Ultraviolet Index Prediction Using Long Short-Term Memory
摘要
The UV Index Prediction aims to tackle the serious public health concern of ultraviolet radiation exposure, which can result in serious health disorders such as skin cancer, cataracts and other UV-related illnesses. Because of the temporal interdependence and complex structure of environmental data, traditional methods of UV index prediction are not always accurate. This study aims to implement Long Short Term Memory (LSTM) neural networks, a kind of recurrent neural network (RNN) renowned for its adeptness in processing sequential input, to overcome these obstacles. The research methodology consists of several important stages, including literature review, data collection from dependable sources including environmental agencies and meteorological departments, and LSTM model deployment. The gathered data is pre-processed to make sure it is relevant and of high quality before being processed by the LSTM model. To maximize the prediction performance of the model, historical UV index data is used for training and validation.
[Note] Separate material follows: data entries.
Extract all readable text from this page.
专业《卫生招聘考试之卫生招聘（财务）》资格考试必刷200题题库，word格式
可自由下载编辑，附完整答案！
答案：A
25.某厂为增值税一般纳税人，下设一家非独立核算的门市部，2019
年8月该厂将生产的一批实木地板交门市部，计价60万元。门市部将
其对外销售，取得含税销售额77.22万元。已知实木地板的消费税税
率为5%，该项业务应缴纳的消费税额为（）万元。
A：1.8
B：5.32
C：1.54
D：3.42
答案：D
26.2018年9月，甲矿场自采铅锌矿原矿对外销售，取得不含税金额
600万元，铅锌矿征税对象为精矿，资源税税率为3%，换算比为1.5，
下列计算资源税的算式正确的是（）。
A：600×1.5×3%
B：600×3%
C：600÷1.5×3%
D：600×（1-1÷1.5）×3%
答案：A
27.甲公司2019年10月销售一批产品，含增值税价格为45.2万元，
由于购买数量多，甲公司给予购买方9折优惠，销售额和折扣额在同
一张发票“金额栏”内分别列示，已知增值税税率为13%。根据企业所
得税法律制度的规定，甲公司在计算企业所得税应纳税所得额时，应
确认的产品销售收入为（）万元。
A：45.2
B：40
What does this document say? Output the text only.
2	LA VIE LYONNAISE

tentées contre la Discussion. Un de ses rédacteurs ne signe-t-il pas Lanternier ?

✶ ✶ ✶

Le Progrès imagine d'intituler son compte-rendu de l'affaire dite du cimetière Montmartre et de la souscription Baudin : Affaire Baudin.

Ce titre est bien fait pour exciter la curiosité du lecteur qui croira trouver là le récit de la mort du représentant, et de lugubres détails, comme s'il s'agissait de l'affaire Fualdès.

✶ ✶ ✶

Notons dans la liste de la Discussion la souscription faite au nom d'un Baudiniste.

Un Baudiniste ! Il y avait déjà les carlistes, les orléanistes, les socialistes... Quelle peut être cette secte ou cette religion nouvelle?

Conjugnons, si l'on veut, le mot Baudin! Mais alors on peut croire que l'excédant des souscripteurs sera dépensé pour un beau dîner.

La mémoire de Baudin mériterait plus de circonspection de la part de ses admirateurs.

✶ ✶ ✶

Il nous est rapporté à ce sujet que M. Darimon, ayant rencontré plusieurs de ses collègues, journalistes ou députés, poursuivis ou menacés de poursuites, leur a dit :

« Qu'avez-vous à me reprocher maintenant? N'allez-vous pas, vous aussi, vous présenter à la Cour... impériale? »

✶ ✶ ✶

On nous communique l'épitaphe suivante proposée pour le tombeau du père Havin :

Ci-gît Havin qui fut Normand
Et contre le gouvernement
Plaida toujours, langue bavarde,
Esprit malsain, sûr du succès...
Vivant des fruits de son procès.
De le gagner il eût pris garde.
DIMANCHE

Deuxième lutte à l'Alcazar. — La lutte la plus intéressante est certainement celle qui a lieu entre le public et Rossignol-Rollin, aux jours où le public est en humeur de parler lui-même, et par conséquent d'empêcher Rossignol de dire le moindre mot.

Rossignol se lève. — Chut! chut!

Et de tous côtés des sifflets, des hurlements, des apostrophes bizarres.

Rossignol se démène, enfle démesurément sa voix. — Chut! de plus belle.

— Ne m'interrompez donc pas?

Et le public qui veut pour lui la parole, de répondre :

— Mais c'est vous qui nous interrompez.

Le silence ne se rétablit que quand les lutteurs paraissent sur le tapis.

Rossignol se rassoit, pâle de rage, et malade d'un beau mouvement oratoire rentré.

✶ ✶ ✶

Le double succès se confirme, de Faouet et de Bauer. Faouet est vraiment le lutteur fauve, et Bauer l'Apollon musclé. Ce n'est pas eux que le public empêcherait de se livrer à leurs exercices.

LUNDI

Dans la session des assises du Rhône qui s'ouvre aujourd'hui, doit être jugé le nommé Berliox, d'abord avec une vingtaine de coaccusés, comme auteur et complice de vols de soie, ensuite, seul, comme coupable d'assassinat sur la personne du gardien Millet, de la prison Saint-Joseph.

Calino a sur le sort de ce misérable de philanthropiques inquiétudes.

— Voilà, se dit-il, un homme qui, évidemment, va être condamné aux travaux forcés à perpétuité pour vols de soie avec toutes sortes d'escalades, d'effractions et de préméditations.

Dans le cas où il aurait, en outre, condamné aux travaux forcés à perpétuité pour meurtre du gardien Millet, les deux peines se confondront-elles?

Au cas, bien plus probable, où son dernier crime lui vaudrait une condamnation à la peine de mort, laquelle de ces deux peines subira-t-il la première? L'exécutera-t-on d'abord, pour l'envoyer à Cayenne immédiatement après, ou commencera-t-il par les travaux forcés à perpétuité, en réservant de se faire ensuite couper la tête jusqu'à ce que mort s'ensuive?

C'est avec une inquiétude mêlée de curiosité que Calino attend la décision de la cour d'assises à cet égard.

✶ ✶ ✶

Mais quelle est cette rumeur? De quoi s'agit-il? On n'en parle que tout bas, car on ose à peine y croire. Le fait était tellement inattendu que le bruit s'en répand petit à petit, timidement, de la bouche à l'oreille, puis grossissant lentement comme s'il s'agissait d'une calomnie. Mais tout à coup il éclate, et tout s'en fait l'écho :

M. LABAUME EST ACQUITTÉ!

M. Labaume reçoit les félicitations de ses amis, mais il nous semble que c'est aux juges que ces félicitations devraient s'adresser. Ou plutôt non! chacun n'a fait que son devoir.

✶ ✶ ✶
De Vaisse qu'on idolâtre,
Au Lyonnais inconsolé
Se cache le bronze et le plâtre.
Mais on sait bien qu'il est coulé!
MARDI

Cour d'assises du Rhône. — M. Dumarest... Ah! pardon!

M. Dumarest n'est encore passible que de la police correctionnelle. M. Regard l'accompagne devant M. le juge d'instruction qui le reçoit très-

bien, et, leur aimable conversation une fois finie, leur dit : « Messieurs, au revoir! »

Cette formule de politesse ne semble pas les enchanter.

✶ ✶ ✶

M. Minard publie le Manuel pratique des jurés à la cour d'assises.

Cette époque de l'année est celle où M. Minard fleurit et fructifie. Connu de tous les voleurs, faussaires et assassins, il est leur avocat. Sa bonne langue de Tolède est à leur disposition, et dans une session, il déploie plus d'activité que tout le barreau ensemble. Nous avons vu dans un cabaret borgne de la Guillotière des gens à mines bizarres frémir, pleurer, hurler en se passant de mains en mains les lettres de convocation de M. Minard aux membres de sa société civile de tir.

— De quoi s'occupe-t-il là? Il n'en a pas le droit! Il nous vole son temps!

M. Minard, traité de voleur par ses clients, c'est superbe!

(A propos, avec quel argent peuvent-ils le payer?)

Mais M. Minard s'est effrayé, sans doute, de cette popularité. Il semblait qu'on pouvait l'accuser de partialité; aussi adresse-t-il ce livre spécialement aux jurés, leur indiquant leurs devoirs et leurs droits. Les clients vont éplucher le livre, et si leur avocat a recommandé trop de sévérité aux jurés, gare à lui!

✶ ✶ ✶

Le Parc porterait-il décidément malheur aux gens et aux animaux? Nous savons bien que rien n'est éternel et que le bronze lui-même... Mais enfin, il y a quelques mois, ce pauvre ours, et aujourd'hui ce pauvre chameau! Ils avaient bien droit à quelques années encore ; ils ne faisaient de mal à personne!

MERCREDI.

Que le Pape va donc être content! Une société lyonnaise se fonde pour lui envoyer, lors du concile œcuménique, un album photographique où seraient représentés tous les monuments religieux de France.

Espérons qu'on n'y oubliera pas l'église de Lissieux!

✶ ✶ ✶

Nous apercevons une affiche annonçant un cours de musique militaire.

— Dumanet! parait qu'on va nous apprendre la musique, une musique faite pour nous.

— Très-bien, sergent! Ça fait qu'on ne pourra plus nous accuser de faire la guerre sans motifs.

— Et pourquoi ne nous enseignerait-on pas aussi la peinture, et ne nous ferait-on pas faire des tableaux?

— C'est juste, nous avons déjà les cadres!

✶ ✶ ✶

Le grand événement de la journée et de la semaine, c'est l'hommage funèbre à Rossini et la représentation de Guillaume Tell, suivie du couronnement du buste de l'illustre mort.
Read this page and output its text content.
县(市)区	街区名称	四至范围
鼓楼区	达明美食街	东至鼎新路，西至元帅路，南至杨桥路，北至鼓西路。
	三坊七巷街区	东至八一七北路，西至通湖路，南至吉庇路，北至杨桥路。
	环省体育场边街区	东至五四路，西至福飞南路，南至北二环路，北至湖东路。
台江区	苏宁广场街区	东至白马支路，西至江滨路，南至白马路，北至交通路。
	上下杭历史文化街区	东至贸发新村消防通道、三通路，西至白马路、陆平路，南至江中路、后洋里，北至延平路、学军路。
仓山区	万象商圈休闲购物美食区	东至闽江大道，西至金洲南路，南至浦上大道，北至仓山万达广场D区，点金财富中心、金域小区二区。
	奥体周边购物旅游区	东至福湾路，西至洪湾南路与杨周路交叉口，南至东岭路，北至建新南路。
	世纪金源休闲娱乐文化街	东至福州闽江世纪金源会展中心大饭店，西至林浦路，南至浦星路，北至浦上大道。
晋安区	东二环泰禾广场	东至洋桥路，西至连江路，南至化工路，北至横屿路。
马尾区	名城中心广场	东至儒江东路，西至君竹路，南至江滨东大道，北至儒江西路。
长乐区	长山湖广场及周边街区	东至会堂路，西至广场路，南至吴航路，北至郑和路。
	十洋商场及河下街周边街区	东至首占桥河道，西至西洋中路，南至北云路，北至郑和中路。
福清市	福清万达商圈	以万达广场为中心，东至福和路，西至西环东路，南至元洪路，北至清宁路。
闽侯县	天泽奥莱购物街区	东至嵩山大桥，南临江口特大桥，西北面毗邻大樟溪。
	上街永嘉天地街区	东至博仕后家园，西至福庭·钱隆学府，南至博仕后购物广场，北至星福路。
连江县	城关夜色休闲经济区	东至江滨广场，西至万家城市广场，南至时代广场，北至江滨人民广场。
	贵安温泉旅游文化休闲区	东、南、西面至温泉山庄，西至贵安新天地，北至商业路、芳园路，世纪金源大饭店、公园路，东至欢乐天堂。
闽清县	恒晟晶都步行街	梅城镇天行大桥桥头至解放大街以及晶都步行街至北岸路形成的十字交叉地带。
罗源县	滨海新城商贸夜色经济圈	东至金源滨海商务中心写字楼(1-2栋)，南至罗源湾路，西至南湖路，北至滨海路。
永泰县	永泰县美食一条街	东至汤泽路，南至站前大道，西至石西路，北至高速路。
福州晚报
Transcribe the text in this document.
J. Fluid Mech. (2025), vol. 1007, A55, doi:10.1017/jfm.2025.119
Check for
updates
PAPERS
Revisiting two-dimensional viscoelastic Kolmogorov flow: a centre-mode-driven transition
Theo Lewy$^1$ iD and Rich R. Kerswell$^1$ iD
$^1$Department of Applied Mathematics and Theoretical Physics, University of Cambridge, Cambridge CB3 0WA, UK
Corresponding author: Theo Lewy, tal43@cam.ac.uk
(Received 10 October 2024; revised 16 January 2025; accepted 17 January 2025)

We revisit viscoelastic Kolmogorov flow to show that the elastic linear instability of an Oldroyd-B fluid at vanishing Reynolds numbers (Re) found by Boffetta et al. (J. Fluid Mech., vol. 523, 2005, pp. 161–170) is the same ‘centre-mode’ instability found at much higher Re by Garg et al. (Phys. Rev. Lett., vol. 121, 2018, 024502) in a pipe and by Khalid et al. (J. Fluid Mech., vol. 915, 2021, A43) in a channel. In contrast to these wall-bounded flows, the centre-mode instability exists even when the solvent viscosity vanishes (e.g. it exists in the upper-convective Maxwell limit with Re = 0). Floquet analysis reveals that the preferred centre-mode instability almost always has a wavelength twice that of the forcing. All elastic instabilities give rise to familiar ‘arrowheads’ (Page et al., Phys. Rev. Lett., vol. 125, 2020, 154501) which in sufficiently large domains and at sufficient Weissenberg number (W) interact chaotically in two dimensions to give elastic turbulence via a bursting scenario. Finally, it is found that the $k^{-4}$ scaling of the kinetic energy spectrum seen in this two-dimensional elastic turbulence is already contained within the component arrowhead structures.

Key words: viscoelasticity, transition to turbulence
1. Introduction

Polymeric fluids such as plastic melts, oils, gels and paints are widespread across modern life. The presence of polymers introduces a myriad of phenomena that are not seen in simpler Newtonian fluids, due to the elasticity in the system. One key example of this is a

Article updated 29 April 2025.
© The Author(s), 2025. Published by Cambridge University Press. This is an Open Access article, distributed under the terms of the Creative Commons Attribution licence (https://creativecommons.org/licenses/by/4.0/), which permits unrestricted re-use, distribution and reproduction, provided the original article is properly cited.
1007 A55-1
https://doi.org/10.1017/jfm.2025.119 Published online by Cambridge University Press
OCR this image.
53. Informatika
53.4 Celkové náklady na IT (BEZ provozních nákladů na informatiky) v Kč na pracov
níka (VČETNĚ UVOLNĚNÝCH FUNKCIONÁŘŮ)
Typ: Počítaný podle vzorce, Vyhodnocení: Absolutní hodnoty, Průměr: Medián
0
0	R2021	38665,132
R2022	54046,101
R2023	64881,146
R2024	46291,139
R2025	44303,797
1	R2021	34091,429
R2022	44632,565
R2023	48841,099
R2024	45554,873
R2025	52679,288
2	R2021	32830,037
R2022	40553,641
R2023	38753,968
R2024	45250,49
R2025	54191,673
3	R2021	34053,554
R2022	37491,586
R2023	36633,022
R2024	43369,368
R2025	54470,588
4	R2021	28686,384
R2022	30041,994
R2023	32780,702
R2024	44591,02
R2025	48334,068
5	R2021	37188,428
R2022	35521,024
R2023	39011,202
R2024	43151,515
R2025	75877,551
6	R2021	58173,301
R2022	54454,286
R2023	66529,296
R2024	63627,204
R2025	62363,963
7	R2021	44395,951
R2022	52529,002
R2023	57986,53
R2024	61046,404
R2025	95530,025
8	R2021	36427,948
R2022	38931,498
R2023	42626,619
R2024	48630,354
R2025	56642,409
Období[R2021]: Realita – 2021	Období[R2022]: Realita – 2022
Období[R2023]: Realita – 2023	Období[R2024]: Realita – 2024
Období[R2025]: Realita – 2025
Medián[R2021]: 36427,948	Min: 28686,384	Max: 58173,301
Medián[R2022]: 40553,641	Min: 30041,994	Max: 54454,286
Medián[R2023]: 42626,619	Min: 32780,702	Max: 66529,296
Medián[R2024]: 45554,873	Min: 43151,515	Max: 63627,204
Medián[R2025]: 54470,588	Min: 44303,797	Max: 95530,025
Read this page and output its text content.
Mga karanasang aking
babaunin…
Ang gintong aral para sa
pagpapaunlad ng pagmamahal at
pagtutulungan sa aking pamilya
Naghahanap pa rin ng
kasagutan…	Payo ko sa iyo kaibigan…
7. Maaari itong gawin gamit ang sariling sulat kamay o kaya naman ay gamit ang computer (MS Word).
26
The LSTM model is chosen because of its capability to recognize and understand long-term dependencies in data. The developed model demonstrated prediction performance with MAE at 0.074 and MSE at 0.008 as well as RMSE at 0.091. A moderate level of relationship exists between the model inputs and outputs as shown in the R-squared value of 0.41. Additionally, the system successfully predicted UV index levels with accuracy of 81.46%. The LSTM model has also demonstrated higher performance when compared to Random Forest algorithm. Among future works are to include more and real time data for better prediction accuracy.